The results of the chi-squared test show a degree of freedom (df) = 4 and a p-value < 2.2e-16. As the p-value < 2.2e-16 this shows that the p-value is extremely small and is less than 0.05 so we can reject the null. The p-value is statistically significant at α = 0.05. We have enough evidence at a 0.05 significance level that there is a significant association between a person’s rank in the military and their gender.

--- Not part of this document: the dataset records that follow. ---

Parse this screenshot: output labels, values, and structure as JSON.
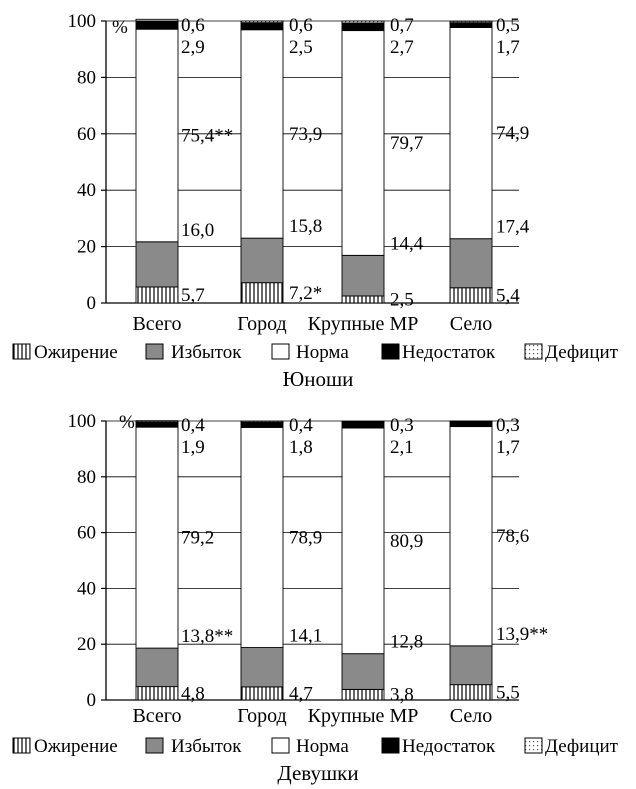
{
  "legend": [
    {
      "key": "obesity",
      "label": "Ожирение",
      "pattern": "vertical-hatch"
    },
    {
      "key": "excess",
      "label": "Избыток",
      "color": "#8a8a8a"
    },
    {
      "key": "normal",
      "label": "Норма",
      "color": "#ffffff"
    },
    {
      "key": "shortage",
      "label": "Недостаток",
      "color": "#000000"
    },
    {
      "key": "deficit",
      "label": "Дефицит",
      "pattern": "dots"
    }
  ],
  "chart_data": [
    {
      "type": "bar",
      "stacked": true,
      "title": "Юноши",
      "unit_label": "%",
      "ylim": [
        0,
        100
      ],
      "yticks": [
        "0",
        "20",
        "40",
        "60",
        "80",
        "100"
      ],
      "grid": true,
      "legend_position": "bottom",
      "categories": [
        "Всего",
        "Город",
        "Крупные МР",
        "Село"
      ],
      "series": [
        {
          "name": "Ожирение",
          "values": [
            5.7,
            7.2,
            2.5,
            5.4
          ],
          "labels": [
            "5,7",
            "7,2*",
            "2,5",
            "5,4"
          ]
        },
        {
          "name": "Избыток",
          "values": [
            16.0,
            15.8,
            14.4,
            17.4
          ],
          "labels": [
            "16,0",
            "15,8",
            "14,4",
            "17,4"
          ]
        },
        {
          "name": "Норма",
          "values": [
            75.4,
            73.9,
            79.7,
            74.9
          ],
          "labels": [
            "75,4**",
            "73,9",
            "79,7",
            "74,9"
          ]
        },
        {
          "name": "Недостаток",
          "values": [
            2.9,
            2.5,
            2.7,
            1.7
          ],
          "labels": [
            "2,9",
            "2,5",
            "2,7",
            "1,7"
          ]
        },
        {
          "name": "Дефицит",
          "values": [
            0.6,
            0.6,
            0.7,
            0.5
          ],
          "labels": [
            "0,6",
            "0,6",
            "0,7",
            "0,5"
          ]
        }
      ]
    },
    {
      "type": "bar",
      "stacked": true,
      "title": "Девушки",
      "unit_label": "%",
      "ylim": [
        0,
        100
      ],
      "yticks": [
        "0",
        "20",
        "40",
        "60",
        "80",
        "100"
      ],
      "grid": true,
      "legend_position": "bottom",
      "categories": [
        "Всего",
        "Город",
        "Крупные МР",
        "Село"
      ],
      "series": [
        {
          "name": "Ожирение",
          "values": [
            4.8,
            4.7,
            3.8,
            5.5
          ],
          "labels": [
            "4,8",
            "4,7",
            "3,8",
            "5,5"
          ]
        },
        {
          "name": "Избыток",
          "values": [
            13.8,
            14.1,
            12.8,
            13.9
          ],
          "labels": [
            "13,8**",
            "14,1",
            "12,8",
            "13,9**"
          ]
        },
        {
          "name": "Норма",
          "values": [
            79.2,
            78.9,
            80.9,
            78.6
          ],
          "labels": [
            "79,2",
            "78,9",
            "80,9",
            "78,6"
          ]
        },
        {
          "name": "Недостаток",
          "values": [
            1.9,
            1.8,
            2.1,
            1.7
          ],
          "labels": [
            "1,9",
            "1,8",
            "2,1",
            "1,7"
          ]
        },
        {
          "name": "Дефицит",
          "values": [
            0.4,
            0.4,
            0.3,
            0.3
          ],
          "labels": [
            "0,4",
            "0,4",
            "0,3",
            "0,3"
          ]
        }
      ]
    }
  ]
}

After performing my chi-squared test for association I am certain that a persons gender does play a part in their rank in the military. The test results showed me a p-value < 2.2e-16 meaning that I have enough evidence to say there is an association between the two. Looking back at the bar plot that shows the total amount of each gender in each rank you can somewhat notice that the peak for the womens rank is around rank 5 while the peak for the mens rank is at rank 6. This goes to show that men do have higher ranks more often when compared to women further showing there is a factor at play. The data set I used didn’t have a lot of people in either rank 1 or rank 3 which made me have to group the ranks together in order to perform the chi-squared test for association. Maybe in the future if I am able to find another data set that is distributed more evenly I can perform another test to see if there is any change in the results. We can also test for associations with other factors in this data set as well such as testing for an association between a persons race and their rank which could be interesting.
Data set found from openintro.org at https://www.openintro.org/data/index.php?data=military. Data collected by the Department of Defense on 02-20-2012.